It's my first time actually writting a thread.... :s suppose lately i've just been watching and wanting to post so much but not knowing what to say....
i get stuck nothing comes out just a whole load of **** going around and around in my head and the only way to get it out is to cut!! (but never deep enuff i feel)
im scared.... im home from my ip unit... from 2day until... the morning of the 27th... so badly i want to restrict so... i will lose weight... but then i know when i do go back and start eating their meal plan my weight will fly up... thats what its been doing ... up down up down.... and i hate to see it on the chart... the downs delight me... but not enuff and the up's disgust me!!!
so.. yeah... home for xmas.... and i just know my parents are gonna be watching me like a hawk!!! i can't deal with this im terrified....
and last weekend my uncle took me to get a tattoo.... he'll want to see it (coz he wasn't actually in the room when i got it done) but the scars... what will i say... ?? i don't want him to be disappointed in me...
and..... i've gotta go to my grandma's who i haven't seen in like AGES!!! she doesn't know about me.... stupid cow doesn't know its my 2nd ip stay... she knows nothing... what am i gonna say when she asks me what i've been doing... "well grandma actually im a bloody anorexic that is ****ing up mine and my family's life... and actually it's my 2nd stay in a shitty hospital where i gain weight .... and then lose it all again.. by the way how are you?"
not exactly great conversation is it......??
i am so so so sorry about my rant (oh... yeah just to let you all know i have a thing about apologising....im always doing it) anyways
hope everyone's christmas goes ok - i really do hope soo....!!!!
Awwww sweetheart *massive cuddly hugs*
You know you can always post it does not matter what about.
And remember I am always here for you sweetie 24/7 you have my number and my email, so anytime you need me just pick up the phone babe.
Remember soon you will have me in that hospital with you, so wen get through it together.
I know Cristmas is hard for you and it sounds very overwhelming....
Im sorry about your scars I know what that is like too, and im sure your family, if they find out they should understand...
Love you babe
take care
Sammi
xxxx
Oh sweetie...
I don't know what to say atm,
I just wanted you to know I'll be thinking of you.
I send all of my strength to you...
Christmas will be over before you know it.
Take care,
Jayne
xxx
Well content loves the silence, It thrives in the dark, With fine winding tendrils,That strangle the heart,
They say that promises sweeten the blow, But I don't need them, No, I don't need them...
Your very welcome sweetheart....
PM/text/msn/Call anytime babe
See you soon
Try and have a nice christmas?
Thinking of you
Love Sammi
xxxxxxxxxxxxxxxxxx
*cuddles*
For Christmas try to think of it as just one day out of 365. Try not to push yourself out of your comfort zone too much, please do eat something, but maybe having mostly vegetables on your plate and only a little of the other stuff would help?
I'm sorry I can't offer much more help and advice really sweetheart, but try not to stress yourself out too much. Christmas is a time to enjoy being around your family, try not to let a meal ruin that.
Take care and I hope you have a nice christmas too <3
The meal is only a small part of the day hun, I know it seems big but the MOST important thing is to have a good day and enjoy being with your family.
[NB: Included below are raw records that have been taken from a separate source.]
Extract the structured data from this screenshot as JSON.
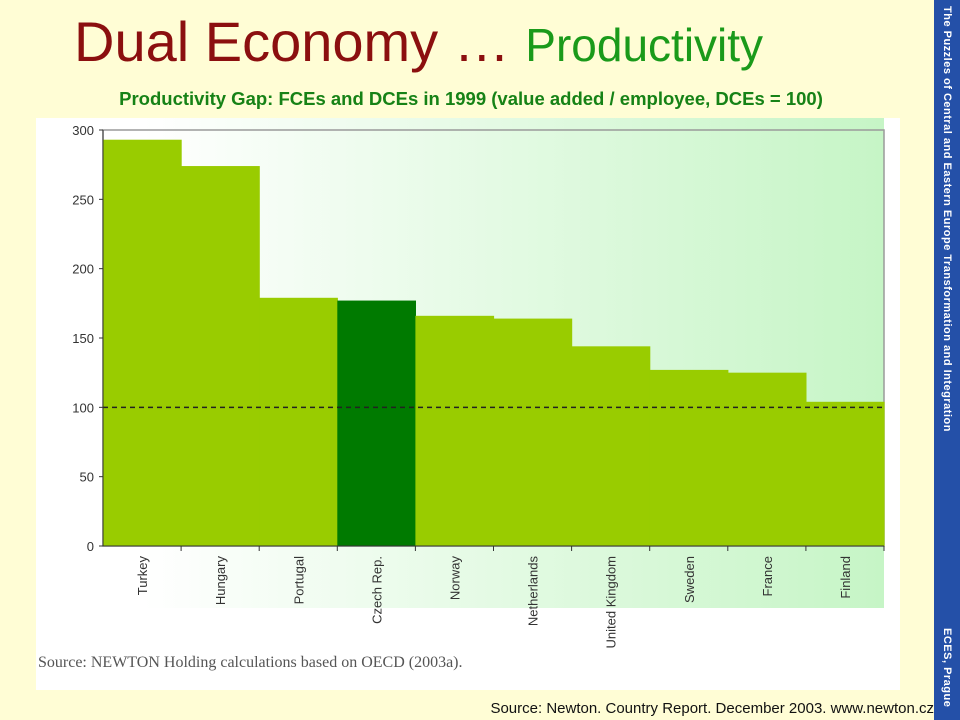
{
  "slide": {
    "title_part1": "Dual Economy …",
    "title_part2": "Productivity",
    "side_text_top": "The Puzzles of Central and Eastern Europe Transformation and Integration",
    "side_text_bottom": "ECES, Prague",
    "chart_source": "Source: NEWTON Holding calculations based on OECD (2003a).",
    "footer_source": "Source: Newton. Country Report. December 2003. www.newton.cz"
  },
  "colors": {
    "title_dark_red": "#8b0f0f",
    "title_green": "#1a9a1a",
    "subtitle_green": "#168216",
    "bar_light": "#99cc00",
    "bar_highlight": "#007a00",
    "side_band": "#2450a8",
    "slide_background": "#fffdd5"
  },
  "chart_data": {
    "type": "bar",
    "title": "Productivity Gap: FCEs and DCEs in 1999 (value added / employee, DCEs = 100)",
    "categories": [
      "Turkey",
      "Hungary",
      "Portugal",
      "Czech Rep.",
      "Norway",
      "Netherlands",
      "United Kingdom",
      "Sweden",
      "France",
      "Finland"
    ],
    "values": [
      293,
      274,
      179,
      177,
      166,
      164,
      144,
      127,
      125,
      104
    ],
    "highlight_category": "Czech Rep.",
    "reference_line": 100,
    "yticks": [
      0,
      50,
      100,
      150,
      200,
      250,
      300
    ],
    "ylim": [
      0,
      300
    ],
    "xlabel": "",
    "ylabel": "",
    "legend": "none",
    "grid": false
  }
}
Don't let one bit of it ruin the whole day hun, once it's over it's over and you wont have to worry about it for another 364 days ^^
I hope you have a WONDERFUL day (and get lots of lovely presents, they always help ^^)
*cuddle*
You'll be ok hun
sarah
xxxxxx
You see a mouse trap
I see free cheese
And a ****ing challenge
Christmas always seems like a hard time...Im sorry that you're going through a rough time at the moment...i dont have the best words to say right now, but i just wanted to let you know that im here if you need to talk..anytime.